What this means is that a military solution is far more difficult in Afghanistan or in Israel then it was in Sri Lanka and even in Sri Lanka, the military solution took a very, very long time. The government of Columbia (a pretty darned problematic government to be sure) has spent a generation hunting communist insurgents through its countryside without long-run success (despite victories) and it, theoretically at least, is fighting on its home turf.
There are also examples where political negotiated settlement worked. It worked in Ireland. The British government spent a generation trying to implement a military solution and made little appreciable headway (despite some fairly draconian measures).
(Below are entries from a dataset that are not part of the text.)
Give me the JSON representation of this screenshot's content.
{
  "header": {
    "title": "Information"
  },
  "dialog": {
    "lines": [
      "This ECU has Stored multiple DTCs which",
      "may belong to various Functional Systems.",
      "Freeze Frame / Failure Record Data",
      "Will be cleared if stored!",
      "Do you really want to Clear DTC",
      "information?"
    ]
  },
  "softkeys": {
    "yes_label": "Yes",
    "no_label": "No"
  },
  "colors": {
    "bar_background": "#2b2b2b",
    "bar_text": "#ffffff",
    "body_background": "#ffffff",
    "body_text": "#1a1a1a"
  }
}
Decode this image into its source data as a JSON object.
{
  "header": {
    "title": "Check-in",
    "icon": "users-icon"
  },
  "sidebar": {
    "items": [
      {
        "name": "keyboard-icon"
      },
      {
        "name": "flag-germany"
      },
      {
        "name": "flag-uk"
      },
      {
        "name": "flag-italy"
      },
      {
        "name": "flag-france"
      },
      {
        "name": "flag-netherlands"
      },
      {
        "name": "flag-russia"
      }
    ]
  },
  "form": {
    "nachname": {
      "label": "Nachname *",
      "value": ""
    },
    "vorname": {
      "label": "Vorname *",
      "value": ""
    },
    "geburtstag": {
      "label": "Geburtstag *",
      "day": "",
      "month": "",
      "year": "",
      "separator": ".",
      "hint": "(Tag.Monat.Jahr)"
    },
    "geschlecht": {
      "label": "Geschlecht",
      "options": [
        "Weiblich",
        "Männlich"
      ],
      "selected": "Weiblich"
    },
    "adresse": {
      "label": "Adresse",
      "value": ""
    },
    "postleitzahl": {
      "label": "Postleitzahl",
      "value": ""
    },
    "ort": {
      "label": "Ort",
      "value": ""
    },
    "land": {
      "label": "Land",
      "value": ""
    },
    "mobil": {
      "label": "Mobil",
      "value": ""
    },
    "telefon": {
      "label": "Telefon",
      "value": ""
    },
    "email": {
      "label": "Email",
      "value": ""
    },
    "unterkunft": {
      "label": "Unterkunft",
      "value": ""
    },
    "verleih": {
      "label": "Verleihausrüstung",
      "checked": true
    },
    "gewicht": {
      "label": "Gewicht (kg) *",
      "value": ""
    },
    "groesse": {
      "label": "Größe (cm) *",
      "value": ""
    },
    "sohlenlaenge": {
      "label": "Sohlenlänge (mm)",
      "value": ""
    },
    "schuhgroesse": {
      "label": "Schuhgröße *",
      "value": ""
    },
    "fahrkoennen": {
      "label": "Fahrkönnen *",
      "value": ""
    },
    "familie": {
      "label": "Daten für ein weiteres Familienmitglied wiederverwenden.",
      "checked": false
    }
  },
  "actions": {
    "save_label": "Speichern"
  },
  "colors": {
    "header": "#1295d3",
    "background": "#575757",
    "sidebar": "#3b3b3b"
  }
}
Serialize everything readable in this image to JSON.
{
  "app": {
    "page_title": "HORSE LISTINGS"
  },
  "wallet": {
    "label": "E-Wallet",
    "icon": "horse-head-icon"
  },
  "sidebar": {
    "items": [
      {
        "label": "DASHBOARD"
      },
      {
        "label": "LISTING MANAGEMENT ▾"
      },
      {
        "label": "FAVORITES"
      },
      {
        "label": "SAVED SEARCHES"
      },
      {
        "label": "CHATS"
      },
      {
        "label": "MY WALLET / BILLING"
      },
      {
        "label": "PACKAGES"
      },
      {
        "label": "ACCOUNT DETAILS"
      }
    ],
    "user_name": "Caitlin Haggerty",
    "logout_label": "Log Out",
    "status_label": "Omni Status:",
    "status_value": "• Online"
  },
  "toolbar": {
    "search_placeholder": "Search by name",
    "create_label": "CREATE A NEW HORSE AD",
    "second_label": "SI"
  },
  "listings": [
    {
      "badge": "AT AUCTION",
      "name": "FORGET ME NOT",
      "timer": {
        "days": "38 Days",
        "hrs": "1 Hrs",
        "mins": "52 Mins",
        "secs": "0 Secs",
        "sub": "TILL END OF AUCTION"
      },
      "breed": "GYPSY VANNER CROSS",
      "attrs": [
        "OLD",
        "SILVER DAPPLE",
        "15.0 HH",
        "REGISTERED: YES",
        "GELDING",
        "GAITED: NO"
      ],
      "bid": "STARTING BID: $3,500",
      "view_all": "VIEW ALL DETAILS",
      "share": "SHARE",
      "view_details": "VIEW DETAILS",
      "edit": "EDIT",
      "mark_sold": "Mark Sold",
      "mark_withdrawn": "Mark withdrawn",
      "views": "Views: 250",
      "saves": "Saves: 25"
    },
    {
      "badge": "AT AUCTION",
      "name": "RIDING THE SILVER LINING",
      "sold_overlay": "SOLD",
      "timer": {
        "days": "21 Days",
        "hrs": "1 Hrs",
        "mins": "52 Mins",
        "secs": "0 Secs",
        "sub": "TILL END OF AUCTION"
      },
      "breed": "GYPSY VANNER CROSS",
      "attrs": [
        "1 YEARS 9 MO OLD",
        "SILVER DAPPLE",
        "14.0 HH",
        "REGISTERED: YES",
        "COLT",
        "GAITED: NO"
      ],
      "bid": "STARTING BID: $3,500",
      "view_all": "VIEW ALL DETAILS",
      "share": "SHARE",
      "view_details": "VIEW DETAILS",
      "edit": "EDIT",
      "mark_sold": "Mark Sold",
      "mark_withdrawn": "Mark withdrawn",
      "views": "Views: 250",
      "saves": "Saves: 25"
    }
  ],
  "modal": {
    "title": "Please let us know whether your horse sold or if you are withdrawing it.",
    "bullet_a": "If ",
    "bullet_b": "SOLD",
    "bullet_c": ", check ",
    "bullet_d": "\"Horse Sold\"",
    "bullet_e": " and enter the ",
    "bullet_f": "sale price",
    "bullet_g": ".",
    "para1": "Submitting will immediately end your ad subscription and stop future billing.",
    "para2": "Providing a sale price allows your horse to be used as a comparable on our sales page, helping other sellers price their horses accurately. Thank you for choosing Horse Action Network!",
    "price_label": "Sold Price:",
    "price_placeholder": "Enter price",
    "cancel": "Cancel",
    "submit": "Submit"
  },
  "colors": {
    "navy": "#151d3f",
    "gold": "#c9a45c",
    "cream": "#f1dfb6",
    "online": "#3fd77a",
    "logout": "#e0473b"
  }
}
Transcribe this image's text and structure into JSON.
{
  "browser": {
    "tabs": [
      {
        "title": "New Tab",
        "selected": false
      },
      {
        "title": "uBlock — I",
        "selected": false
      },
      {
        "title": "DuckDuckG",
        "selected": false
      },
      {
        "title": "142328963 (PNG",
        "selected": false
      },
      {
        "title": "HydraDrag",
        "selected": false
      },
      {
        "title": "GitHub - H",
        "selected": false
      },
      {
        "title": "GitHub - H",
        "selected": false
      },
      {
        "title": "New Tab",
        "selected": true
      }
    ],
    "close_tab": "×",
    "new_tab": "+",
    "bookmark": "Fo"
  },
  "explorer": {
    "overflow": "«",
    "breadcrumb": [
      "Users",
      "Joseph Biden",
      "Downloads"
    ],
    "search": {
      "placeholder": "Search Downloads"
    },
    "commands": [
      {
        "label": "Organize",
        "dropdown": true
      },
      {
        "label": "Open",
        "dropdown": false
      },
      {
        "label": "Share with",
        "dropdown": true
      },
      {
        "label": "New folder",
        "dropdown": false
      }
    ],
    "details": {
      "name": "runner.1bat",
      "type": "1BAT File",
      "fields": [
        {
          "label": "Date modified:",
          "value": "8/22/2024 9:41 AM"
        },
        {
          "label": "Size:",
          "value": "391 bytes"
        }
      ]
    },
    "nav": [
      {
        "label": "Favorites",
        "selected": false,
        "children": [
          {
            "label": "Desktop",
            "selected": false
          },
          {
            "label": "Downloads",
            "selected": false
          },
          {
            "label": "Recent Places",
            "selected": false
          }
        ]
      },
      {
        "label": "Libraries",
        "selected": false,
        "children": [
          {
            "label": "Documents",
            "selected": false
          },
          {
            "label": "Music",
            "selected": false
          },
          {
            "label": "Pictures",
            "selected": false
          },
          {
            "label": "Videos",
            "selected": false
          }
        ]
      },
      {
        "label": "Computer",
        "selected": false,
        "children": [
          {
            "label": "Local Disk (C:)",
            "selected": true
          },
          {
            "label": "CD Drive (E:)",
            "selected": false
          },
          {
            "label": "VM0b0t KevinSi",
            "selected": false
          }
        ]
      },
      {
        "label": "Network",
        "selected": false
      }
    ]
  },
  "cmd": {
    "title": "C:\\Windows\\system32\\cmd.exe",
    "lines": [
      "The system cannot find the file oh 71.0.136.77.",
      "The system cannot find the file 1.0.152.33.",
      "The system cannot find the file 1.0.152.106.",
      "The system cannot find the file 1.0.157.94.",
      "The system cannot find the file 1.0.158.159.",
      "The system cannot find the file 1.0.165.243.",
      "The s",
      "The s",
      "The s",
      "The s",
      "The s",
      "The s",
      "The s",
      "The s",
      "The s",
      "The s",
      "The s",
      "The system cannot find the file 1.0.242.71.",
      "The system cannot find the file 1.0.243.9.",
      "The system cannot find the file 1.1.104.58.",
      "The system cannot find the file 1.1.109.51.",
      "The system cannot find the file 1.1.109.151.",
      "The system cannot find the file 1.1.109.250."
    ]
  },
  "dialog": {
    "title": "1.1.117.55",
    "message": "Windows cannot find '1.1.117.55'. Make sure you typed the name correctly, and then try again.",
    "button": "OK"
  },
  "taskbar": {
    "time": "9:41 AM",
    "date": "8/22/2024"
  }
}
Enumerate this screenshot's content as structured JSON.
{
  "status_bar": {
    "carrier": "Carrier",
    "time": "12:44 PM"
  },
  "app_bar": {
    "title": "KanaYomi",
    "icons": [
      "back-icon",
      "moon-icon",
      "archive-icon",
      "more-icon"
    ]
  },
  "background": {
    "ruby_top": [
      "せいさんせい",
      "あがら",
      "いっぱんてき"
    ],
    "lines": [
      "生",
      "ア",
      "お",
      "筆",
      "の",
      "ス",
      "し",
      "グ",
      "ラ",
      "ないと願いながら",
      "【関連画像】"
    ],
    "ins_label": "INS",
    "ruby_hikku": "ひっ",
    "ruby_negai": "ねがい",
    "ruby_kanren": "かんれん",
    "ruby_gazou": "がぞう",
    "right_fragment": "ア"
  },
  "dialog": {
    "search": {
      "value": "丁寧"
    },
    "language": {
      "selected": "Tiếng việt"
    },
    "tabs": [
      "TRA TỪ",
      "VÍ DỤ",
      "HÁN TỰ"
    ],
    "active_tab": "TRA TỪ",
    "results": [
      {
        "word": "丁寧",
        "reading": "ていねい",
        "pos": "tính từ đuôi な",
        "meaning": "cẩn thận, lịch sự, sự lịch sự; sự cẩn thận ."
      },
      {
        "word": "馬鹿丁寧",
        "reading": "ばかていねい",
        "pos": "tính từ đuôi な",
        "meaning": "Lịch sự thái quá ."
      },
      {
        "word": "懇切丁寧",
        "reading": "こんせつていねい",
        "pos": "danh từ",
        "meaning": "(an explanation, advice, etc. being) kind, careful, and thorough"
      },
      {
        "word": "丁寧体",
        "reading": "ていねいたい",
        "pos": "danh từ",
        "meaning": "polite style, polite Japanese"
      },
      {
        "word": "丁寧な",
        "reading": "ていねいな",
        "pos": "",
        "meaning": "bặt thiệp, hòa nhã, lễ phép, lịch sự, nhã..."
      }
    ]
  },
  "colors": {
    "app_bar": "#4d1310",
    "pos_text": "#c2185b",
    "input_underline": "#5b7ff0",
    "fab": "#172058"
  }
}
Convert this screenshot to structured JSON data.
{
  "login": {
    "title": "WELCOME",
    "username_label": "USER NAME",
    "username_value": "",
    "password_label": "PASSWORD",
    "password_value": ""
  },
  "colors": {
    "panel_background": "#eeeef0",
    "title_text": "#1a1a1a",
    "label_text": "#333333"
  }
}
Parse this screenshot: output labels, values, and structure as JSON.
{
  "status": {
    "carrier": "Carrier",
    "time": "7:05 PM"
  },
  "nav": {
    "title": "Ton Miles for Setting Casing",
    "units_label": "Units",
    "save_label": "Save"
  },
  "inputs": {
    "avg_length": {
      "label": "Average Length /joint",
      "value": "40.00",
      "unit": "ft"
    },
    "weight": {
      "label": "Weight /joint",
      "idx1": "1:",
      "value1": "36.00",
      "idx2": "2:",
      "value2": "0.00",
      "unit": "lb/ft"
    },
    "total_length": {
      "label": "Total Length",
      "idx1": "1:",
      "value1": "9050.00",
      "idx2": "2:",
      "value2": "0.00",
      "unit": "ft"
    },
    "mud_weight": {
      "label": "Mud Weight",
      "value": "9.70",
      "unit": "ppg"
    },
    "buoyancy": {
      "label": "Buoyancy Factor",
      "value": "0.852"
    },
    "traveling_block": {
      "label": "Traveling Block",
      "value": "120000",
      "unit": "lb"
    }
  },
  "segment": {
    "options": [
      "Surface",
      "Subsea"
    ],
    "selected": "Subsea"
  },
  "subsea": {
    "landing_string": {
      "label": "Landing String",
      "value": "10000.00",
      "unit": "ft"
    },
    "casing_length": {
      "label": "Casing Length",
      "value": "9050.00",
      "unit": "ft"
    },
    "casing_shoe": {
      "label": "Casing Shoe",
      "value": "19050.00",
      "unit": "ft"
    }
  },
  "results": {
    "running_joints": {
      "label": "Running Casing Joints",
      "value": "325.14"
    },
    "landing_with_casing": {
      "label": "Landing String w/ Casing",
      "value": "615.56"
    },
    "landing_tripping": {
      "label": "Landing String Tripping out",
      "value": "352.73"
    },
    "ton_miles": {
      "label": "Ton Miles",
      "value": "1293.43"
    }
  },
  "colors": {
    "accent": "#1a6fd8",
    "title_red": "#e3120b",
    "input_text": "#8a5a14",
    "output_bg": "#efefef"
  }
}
The solution that brought peace to Ireland was a negotiated settlement; not a military solution. The apartheid regime in South Africa ultimately conceded that it could not defeat the ANC through military means and that the best solution for the future security of the RSA was a negotiated settlement. As with Ireland, they were right.
There are other examples that show different approaches. Italy and Germany used policing against Red Brigade terrorists in the 1970s to effect; Canada deployed a combination of negotiation and force to stamp out the FLQ. Neither groups had significant popular support and that made it easier to address them, but you see the point: different solutions can work in different contexts.
The question is: what is the context of Afghanistan? Is it possible to negotiate with the Taliban? What are the ethics of doing so? What are the ethics of not doing so if one knows for as close to absolute certain as one can get that a failure to negotiate will mean deaths?
One of the great advantages of a blog is that one does not have to have answers. I don’t. But, it seems to me that as we think about the lessons of Afghanistan, these are questions that need to be asked. If we don’t ... we won’t learn anything from the experience.